Increasingly ecologists are analyzing multivariate datasets where it is desirable to select a suitable subset of covariates from many variables. In the ecological literature, the typical approaches to this problem are stepwise regression and model comparison using information criterion. However, stepwise regression is prone to biased parameter estimates and reproducibility issues, while the latter is impractical for a large number of candidate models. Stochastic variable selection (SVS) methods, which rely on posterior probabilities computed from Markov chain Monte Carlo (MCMC) samples, have gained popularity in the statistical literature. Our objective was to compare the predictive performance of several SVS methods on four ecological datasets. The methods we considered are: ‘spike and slab’ variable selection (SSVS), Gibbs variable selection (GVS), Bayesian lasso regression (BLR), and ‘reversible jump’ MCMC (RJMCMC). We also selected variables with the deviance information criterion (DIC) to compare with a traditional method.  For each dataset, we held out 25% of the observations for validation and applied each routine to the remaining data. We applied model averaging using Occam’s window to predict values of the response variable for the validation data, and compared performance by computing root mean squared prediction error (RMSPE) for each of the variable selection methods.

Results/Conclusions

Our preliminary results suggest that our approach, variable selection based on posterior probability of inclusion followed by model averaging of the ‘best’ subset of models, reduces RMSPE by approximately 15% when compared to a routine that selects a single best model using DIC. When compared to model averaging using DIC, the results are mixed. RJMCMC and BLR perform as well or slightly better for all datasets, while SSVS and GVS perform better for some datasets and worse for others. The latter two methods require careful tuning of pseudo-priors to ensure full visitation of the model space, which likely explains these results. However, all of these methods facilitate the consideration of all possible models, while variable selection with DIC is only practical for datasets with few covariates.
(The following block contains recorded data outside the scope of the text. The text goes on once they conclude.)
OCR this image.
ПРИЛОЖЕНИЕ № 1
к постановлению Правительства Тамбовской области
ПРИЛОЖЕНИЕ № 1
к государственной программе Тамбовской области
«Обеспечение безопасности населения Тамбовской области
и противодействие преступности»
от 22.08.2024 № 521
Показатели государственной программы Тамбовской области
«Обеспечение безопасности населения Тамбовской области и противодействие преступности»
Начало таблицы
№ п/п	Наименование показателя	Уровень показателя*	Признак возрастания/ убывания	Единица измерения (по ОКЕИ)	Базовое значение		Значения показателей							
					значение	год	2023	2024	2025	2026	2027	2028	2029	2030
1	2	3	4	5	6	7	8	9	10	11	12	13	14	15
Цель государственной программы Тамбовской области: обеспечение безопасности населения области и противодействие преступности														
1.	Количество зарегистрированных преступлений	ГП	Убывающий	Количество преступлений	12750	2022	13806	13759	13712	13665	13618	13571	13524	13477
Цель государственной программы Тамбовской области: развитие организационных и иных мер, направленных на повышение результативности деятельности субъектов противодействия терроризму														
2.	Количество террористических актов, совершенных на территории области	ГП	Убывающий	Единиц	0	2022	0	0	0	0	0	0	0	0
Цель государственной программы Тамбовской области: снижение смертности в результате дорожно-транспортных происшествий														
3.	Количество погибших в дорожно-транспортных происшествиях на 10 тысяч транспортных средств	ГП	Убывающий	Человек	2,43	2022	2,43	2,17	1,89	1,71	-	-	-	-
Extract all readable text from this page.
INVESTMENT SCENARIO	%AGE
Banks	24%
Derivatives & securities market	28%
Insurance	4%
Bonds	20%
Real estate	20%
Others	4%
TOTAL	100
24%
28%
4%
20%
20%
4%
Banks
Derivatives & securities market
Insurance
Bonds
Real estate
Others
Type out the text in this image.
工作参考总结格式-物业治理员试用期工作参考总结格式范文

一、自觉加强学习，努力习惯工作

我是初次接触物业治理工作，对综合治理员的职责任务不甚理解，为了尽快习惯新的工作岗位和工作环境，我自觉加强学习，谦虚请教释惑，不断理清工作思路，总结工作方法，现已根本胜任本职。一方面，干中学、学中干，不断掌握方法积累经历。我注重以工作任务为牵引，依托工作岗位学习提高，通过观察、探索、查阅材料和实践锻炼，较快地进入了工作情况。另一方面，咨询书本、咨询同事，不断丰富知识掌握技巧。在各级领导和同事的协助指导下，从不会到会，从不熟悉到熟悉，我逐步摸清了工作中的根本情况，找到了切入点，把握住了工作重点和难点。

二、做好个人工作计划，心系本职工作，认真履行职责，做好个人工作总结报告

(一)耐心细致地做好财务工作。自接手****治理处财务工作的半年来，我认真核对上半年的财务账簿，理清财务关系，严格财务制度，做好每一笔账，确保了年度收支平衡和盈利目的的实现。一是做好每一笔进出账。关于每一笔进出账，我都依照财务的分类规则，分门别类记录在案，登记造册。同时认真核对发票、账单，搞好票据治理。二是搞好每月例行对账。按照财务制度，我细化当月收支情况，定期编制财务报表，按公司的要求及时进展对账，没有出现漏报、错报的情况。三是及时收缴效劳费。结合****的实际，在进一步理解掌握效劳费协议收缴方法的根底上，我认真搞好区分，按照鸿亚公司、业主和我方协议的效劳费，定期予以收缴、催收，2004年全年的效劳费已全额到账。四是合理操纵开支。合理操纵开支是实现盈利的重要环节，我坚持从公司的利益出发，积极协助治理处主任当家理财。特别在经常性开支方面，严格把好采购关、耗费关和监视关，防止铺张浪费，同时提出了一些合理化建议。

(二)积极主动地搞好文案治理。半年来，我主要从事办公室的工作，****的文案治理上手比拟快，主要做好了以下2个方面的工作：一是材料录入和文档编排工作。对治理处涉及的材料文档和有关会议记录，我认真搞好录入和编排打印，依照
SVS allows for simultaneous testing of many variables, possesses natural penalties for model complexity, and avoids the bias associated with stepwise procedures. Further, these methods can be easily implemented with widely used software such as OpenBUGS or JAGS. We conclude that variable selection based on posterior probability, particularly using the reversible jump algorithm or lasso minimization functions, provides an appealing alternative to traditional methods and merits consideration by ecologists working with large, multivariate datasets.